Licencier nuit (gravement) à la santé
06 février 2012
Dans un cas sur trois, les travailleurs qui sont licenciés ont des pensées suicidaires. C’est ce qui ressort d’une étude sur ce que peut provoquer chez l’être humain un licenciement ou l’incertitude par rapport à son emploi. Merci aux généralistes Filip Vanderoost et Susan Van der Wielen, de Médecine pour le Peuple.« Quelle est l’influence de la confrontation au licenciement sur la santé d’une personne ? » C’est ce que se sont demandé Filip Vanderoost (27 ans) et Susan Van der Wielen (29 ans) en 2009 – à l’époque, tous deux encore étudiants en médecine – lorsque la plus grave crise financière et économique des 50 dernières années ébranlait fortement le marché de l’emploi et que les licenciements collectifs pleuvaient lors de restructurations et de faillites. Les coups sont surtout tombés sur les classes socioéconomiquement plus faibles. Cette année-là, ils ont lancé une enquête, en collaboration avec l’Université d’Anvers et la VUB.
Entre-temps, tous deux travaillent en tant que généralistes. Filip Vanderoost à La Louvière, Susan Van der Wielen à Deurne, chacun dans une maison médicale de Médecine pour le Peuple. Ils poursuivent leur étude et, pour l’instant, plus spécifiquement sur le lien entre licenciement et pensées suicidaires. Ils ont interrogé 377 patients des maisons médicales de Deurne et La Louvière. Il ne s’agit pas des chiffres élevés des colossales enquêtes médicales, nos deux médecins s’en rendent bien compte, mais ils estiment que les différences entre le groupe à risque et le groupe de contrôle sont si importantes qu’il y a des raisons d’alarmer tous les généralistes sur cette problématique.
Après un licenciement, 36 % ont des pensées suicidaires
Les différences sont frappantes. D’abord, les chiffres du groupe à risque. Parmi les personnes qui ont été licenciées dans l’année écoulée, 36 % au moins avaient pensé au suicide. Et, chez les travailleurs qui craignaient de perdre leur emploi, ce chiffre était de 28 %. Chez les patients qui ont été confrontés durant l’année écoulée à un licenciement dans leur entourage direct, c’était 19 %. Dans le groupe de contrôle – les gens qui n’avaient pas à s’en faire pour leur boulot – 10 % seulement avaient des pensées suicidaires. Et, selon l’enquête nationale sur la santé organisée par l’État plus ou moins tous les quatre ans, ce chiffre n’est que de 4 % pour l’ensemble de la population belge.
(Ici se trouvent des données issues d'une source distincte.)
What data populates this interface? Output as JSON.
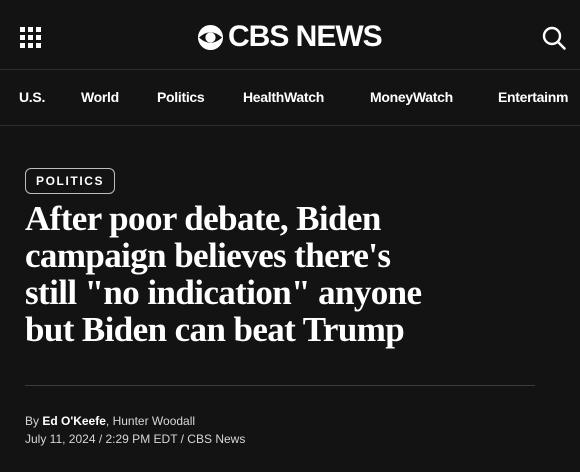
{
  "header": {
    "logo_text": "CBS NEWS",
    "menu_icon": "grid-menu-icon",
    "search_icon": "search-icon",
    "logo_icon": "cbs-eye-icon"
  },
  "nav": {
    "items": [
      "U.S.",
      "World",
      "Politics",
      "HealthWatch",
      "MoneyWatch",
      "Entertainm"
    ]
  },
  "article": {
    "section": "POLITICS",
    "headline_lines": [
      "After poor debate, Biden",
      "campaign believes there's",
      "still \"no indication\" anyone",
      "but Biden can beat Trump"
    ],
    "byline_prefix": "By ",
    "author_1": "Ed O'Keefe",
    "author_sep": ", ",
    "author_2": "Hunter Woodall",
    "dateline": "July 11, 2024 / 2:29 PM EDT / CBS News"
  },
  "colors": {
    "background": "#131313",
    "text": "#ffffff",
    "muted_text": "#d6d6d6",
    "divider": "#2e2e2e"
  }
}
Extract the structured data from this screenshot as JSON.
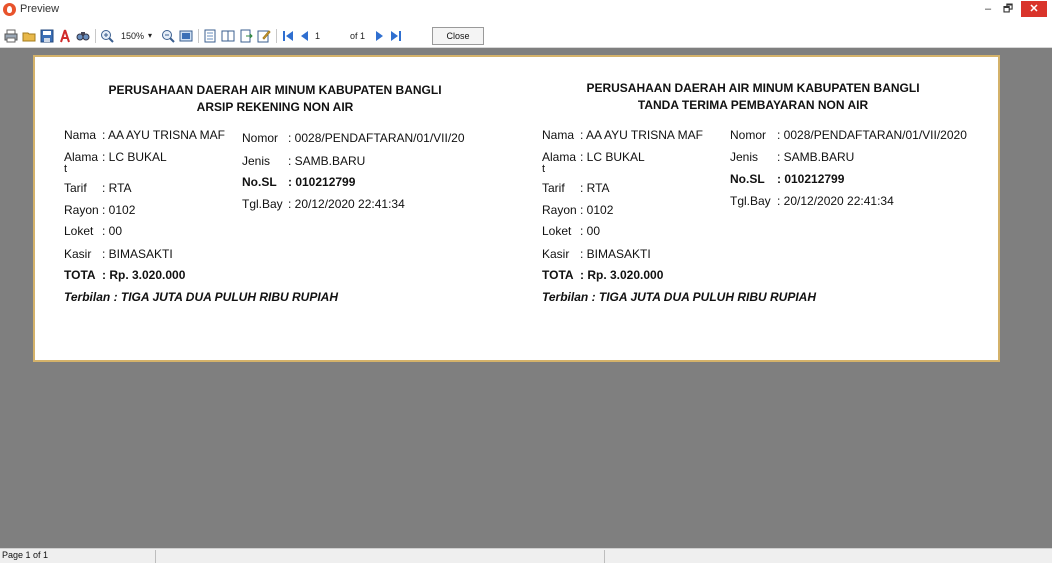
{
  "window": {
    "title": "Preview",
    "min_symbol": "–",
    "max_symbol": "🗗",
    "close_symbol": "✕"
  },
  "toolbar": {
    "zoom": "150%",
    "zoom_arrow": "▾",
    "page_current": "1",
    "page_of": "of 1",
    "close_label": "Close",
    "icons": [
      "print-icon",
      "open-icon",
      "save-icon",
      "pdf-icon",
      "find-icon",
      "zoom-in-icon",
      "zoom-out-icon",
      "fit-page-icon",
      "single-page-icon",
      "two-page-icon",
      "export-icon",
      "edit-icon",
      "first-page-icon",
      "prev-page-icon",
      "next-page-icon",
      "last-page-icon"
    ]
  },
  "receipts": [
    {
      "header_line1": "PERUSAHAAN DAERAH AIR MINUM KABUPATEN BANGLI",
      "header_line2": "ARSIP REKENING NON AIR",
      "nama_label": "Nama",
      "nama_value": ": AA AYU TRISNA MAF",
      "alama_label": "Alama",
      "alama_value": ": LC BUKAL",
      "alama_tail": "t",
      "tarif_label": "Tarif",
      "tarif_value": ": RTA",
      "rayon_label": "Rayon",
      "rayon_value": ": 0102",
      "loket_label": "Loket",
      "loket_value": ": 00",
      "kasir_label": "Kasir",
      "kasir_value": ": BIMASAKTI",
      "total_label": "TOTA",
      "total_value": ": Rp. 3.020.000",
      "terbilang": "Terbilan : TIGA JUTA DUA PULUH RIBU RUPIAH",
      "nomor_label": "Nomor",
      "nomor_value": ": 0028/PENDAFTARAN/01/VII/20",
      "jenis_label": "Jenis",
      "jenis_value": ": SAMB.BARU",
      "nosl_label": "No.SL",
      "nosl_value": ": 010212799",
      "tglbay_label": "Tgl.Bay",
      "tglbay_value": ": 20/12/2020 22:41:34"
    },
    {
      "header_line1": "PERUSAHAAN DAERAH AIR MINUM KABUPATEN BANGLI",
      "header_line2": "TANDA TERIMA PEMBAYARAN NON AIR",
      "nama_label": "Nama",
      "nama_value": ": AA AYU TRISNA MAF",
      "alama_label": "Alama",
      "alama_value": ": LC BUKAL",
      "alama_tail": "t",
      "tarif_label": "Tarif",
      "tarif_value": ": RTA",
      "rayon_label": "Rayon",
      "rayon_value": ": 0102",
      "loket_label": "Loket",
      "loket_value": ": 00",
      "kasir_label": "Kasir",
      "kasir_value": ": BIMASAKTI",
      "total_label": "TOTA",
      "total_value": ": Rp. 3.020.000",
      "terbilang": "Terbilan : TIGA JUTA DUA PULUH RIBU RUPIAH",
      "nomor_label": "Nomor",
      "nomor_value": ": 0028/PENDAFTARAN/01/VII/2020",
      "jenis_label": "Jenis",
      "jenis_value": ": SAMB.BARU",
      "nosl_label": "No.SL",
      "nosl_value": ": 010212799",
      "tglbay_label": "Tgl.Bay",
      "tglbay_value": ": 20/12/2020 22:41:34"
    }
  ],
  "status": {
    "page_text": "Page 1 of 1"
  }
}
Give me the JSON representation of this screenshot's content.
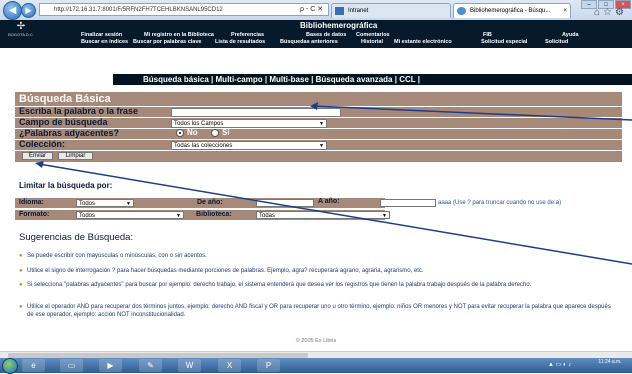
{
  "browser": {
    "address_url": "http://172.16.31.7:8001/F/5RFN2FH7TCEHLBKNSANL95CD12",
    "address_controls": "ρ - C ✕",
    "tabs": [
      {
        "label": "Intranet",
        "state": "inactive"
      },
      {
        "label": "Bibliohemerográfica - Búsqu...",
        "state": "active",
        "close": "×"
      }
    ]
  },
  "site": {
    "logo_text": "BOGOTA D.C.",
    "title": "Bibliohemerográfica",
    "menu_row1": [
      "Finalizar sesión",
      "Mi registro en la Biblioteca",
      "Preferencias",
      "Bases de datos",
      "Comentarios",
      "FIB",
      "Ayuda"
    ],
    "menu_row2": [
      "Buscar en índices",
      "Buscar por palabras clave",
      "Lista de resultados",
      "Búsquedas anteriores",
      "Historial",
      "Mi estante electrónico",
      "Solicitud especial",
      "Solicitud"
    ],
    "search_tabs": [
      "Búsqueda básica",
      "Multi-campo",
      "Multi-base",
      "Búsqueda avanzada",
      "CCL"
    ]
  },
  "form": {
    "title": "Búsqueda Básica",
    "word_label": "Escriba la palabra o la frase",
    "word_value": "",
    "field_label": "Campo de búsqueda",
    "field_value": "Todos los Campos",
    "adjacent_label": "¿Palabras adyacentes?",
    "adjacent_no": "No",
    "adjacent_si": "Si",
    "adjacent_selected": "No",
    "collection_label": "Colección:",
    "collection_value": "Todas las colecciones",
    "send_button": "Enviar",
    "clear_button": "Limpiar"
  },
  "limit": {
    "title": "Limitar la búsqueda por:",
    "idioma_label": "Idioma:",
    "idioma_value": "Todos",
    "de_ano_label": "De año:",
    "de_ano_value": "",
    "a_ano_label": "A año:",
    "a_ano_value": "",
    "year_hint": "aaaa (Use ? para truncar cuando no use de:a)",
    "formato_label": "Formato:",
    "formato_value": "Todos",
    "biblioteca_label": "Biblioteca:",
    "biblioteca_value": "Todas"
  },
  "suggestions": {
    "title": "Sugerencias de Búsqueda:",
    "items": [
      "Se puede escribir con mayúsculas o minúsculas, con o sin acentos.",
      "Utilice el signo de interrogación ? para hacer búsquedas mediante porciones de palabras. Ejemplo, agra? recuperará agrario, agraria, agrarismo, etc.",
      "Si selecciona \"palabras adyacentes\" para buscar por ejemplo: derecho trabajo, el sistema entenderá que desea ver los registros que tienen la palabra trabajo después de la palabra derecho.",
      "Utilice el operador AND para recuperar dos términos juntos, ejemplo: derecho AND fiscal y OR para recuperar uno u otro término, ejemplo: niños OR menores y NOT para evitar recuperar la palabra que aparece después de ese operador, ejemplo: acción NOT inconstitucionalidad."
    ]
  },
  "footer": "© 2005 Ex Libris",
  "taskbar": {
    "clock": "11:24 a.m."
  },
  "colors": {
    "header_bg": "#061a2c",
    "form_band": "#a68979",
    "label_text": "#0b1a35",
    "suggestion_text": "#1d3a73"
  }
}
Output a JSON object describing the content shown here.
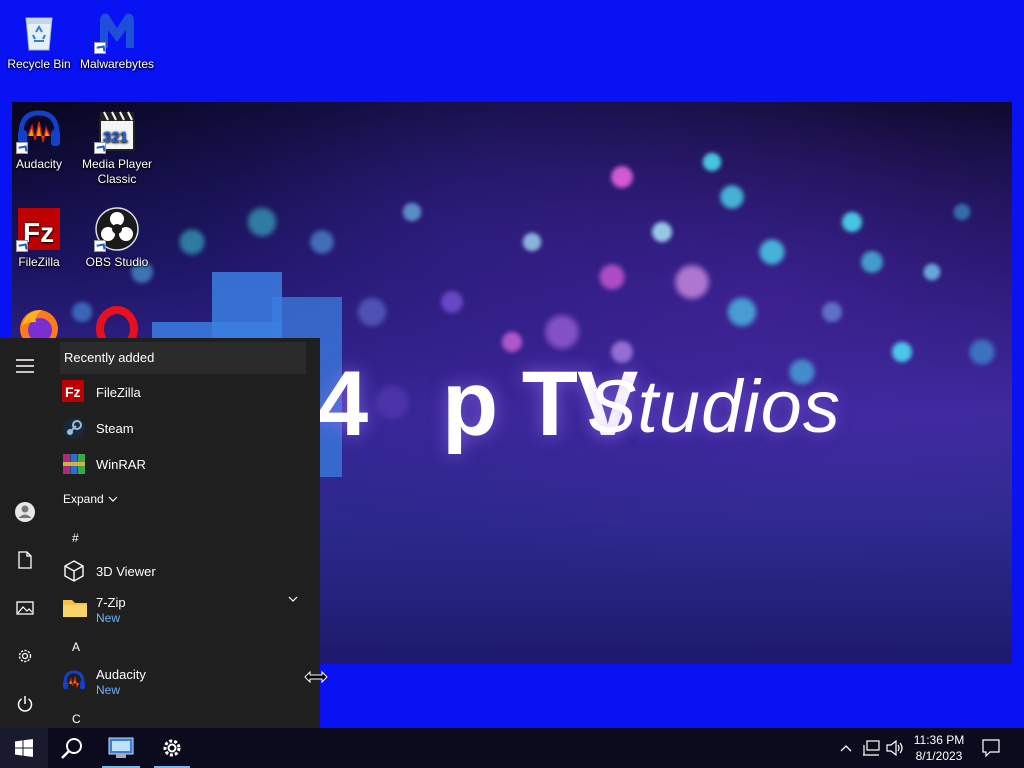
{
  "desktop": {
    "icons": [
      {
        "label": "Recycle Bin",
        "icon": "recycle-bin-icon"
      },
      {
        "label": "Malwarebytes",
        "icon": "malwarebytes-icon"
      },
      {
        "label": "Audacity",
        "icon": "audacity-icon"
      },
      {
        "label": "Media Player Classic",
        "icon": "media-player-classic-icon"
      },
      {
        "label": "FileZilla",
        "icon": "filezilla-icon"
      },
      {
        "label": "OBS Studio",
        "icon": "obs-studio-icon"
      },
      {
        "label": "",
        "icon": "firefox-icon"
      },
      {
        "label": "",
        "icon": "opera-icon"
      }
    ],
    "wallpaper": {
      "title": "p TV",
      "title_prefix": "4",
      "subtitle": "Studios",
      "colors": {
        "bg": "#1b1460",
        "accent": "#3a7fe0"
      }
    },
    "background_color": "#0812f2"
  },
  "start_menu": {
    "recently_added_label": "Recently added",
    "recent_apps": [
      {
        "label": "FileZilla",
        "icon": "filezilla-icon"
      },
      {
        "label": "Steam",
        "icon": "steam-icon"
      },
      {
        "label": "WinRAR",
        "icon": "winrar-icon"
      }
    ],
    "expand_label": "Expand",
    "sections": [
      {
        "letter": "#"
      },
      {
        "letter": "A"
      },
      {
        "letter": "C"
      }
    ],
    "apps": [
      {
        "label": "3D Viewer",
        "badge": "",
        "icon": "3d-viewer-icon"
      },
      {
        "label": "7-Zip",
        "badge": "New",
        "icon": "folder-icon"
      },
      {
        "label": "Audacity",
        "badge": "New",
        "icon": "audacity-icon"
      }
    ],
    "rail": [
      "hamburger-icon",
      "user-icon",
      "documents-icon",
      "pictures-icon",
      "settings-icon",
      "power-icon"
    ]
  },
  "taskbar": {
    "clock_time": "11:36 PM",
    "clock_date": "8/1/2023",
    "items": [
      "start-icon",
      "search-icon",
      "explorer-icon",
      "settings-icon"
    ],
    "accent": "#76b9ed"
  }
}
« De nos chiffres, nous ne pouvons que tirer des conclusions prudentes », précisent les auteurs. Mais, quand même, les deux médecins sont passablement effrayés du pourcentage élevé de travailleurs ayant par des pensées suicidaires. Et, du fait que l’Organisation mondiale de la santé (OMS) avance qu’au moins un quart des humains a pensées suicidaires font une tentative de passage à l'acte (dont 60 % dans l’année), les médecins donnent à tous les généralistes le conseil de consacrer bien plus d’attention à l’incertitude de l’emploi et à une possible confrontation au licenciement chez leurs patients. « Cela peut en effet nous dire beaucoup de choses sur leur bien-être psychique. Ensuite, il convient de sortir le sujet du suicide du climat de tabou dans lequel on l’a rejeté. Quand nous avons présenté ces chiffres à nos patients, ils ont été étonnés et soulagés en même temps. Ils pensaient qu’ils étaient seuls au monde avec leurs pensées suicidaires. »
Que fait la ministre de l’Emploi ?
La ministre de l’Emploi Monica De Coninck s’est-elle déjà demandé une seule fois dans quelle mesure le chômage, l’incertitude de l’emploi, les contrats précaires, etc. influençaient la santé d’un travailleur, maintenant qu’elle prétend « vouloir intégrer socialement » les jeunes en les obligeant à accepter des contrats précaires et des emplois incertains ? Dans une précédente étude de Médecine pour le Peuple, il était apparu que trois quarts des personnes de 55 à 65 ans – le groupe même que nos hommes politiques veulent faire travailler plus longtemps – souffraient d’une maladie chronique au moins, laquelle leur rendait le travail pénible. Mais les politiciens semblent insensibles à ce genre de considération. Et l’explication, nous pouvons la trouver dans l'étude de Médecine pour le Peuple : les gens qui ont un emploi confortable connaissent beaucoup moins de problèmes.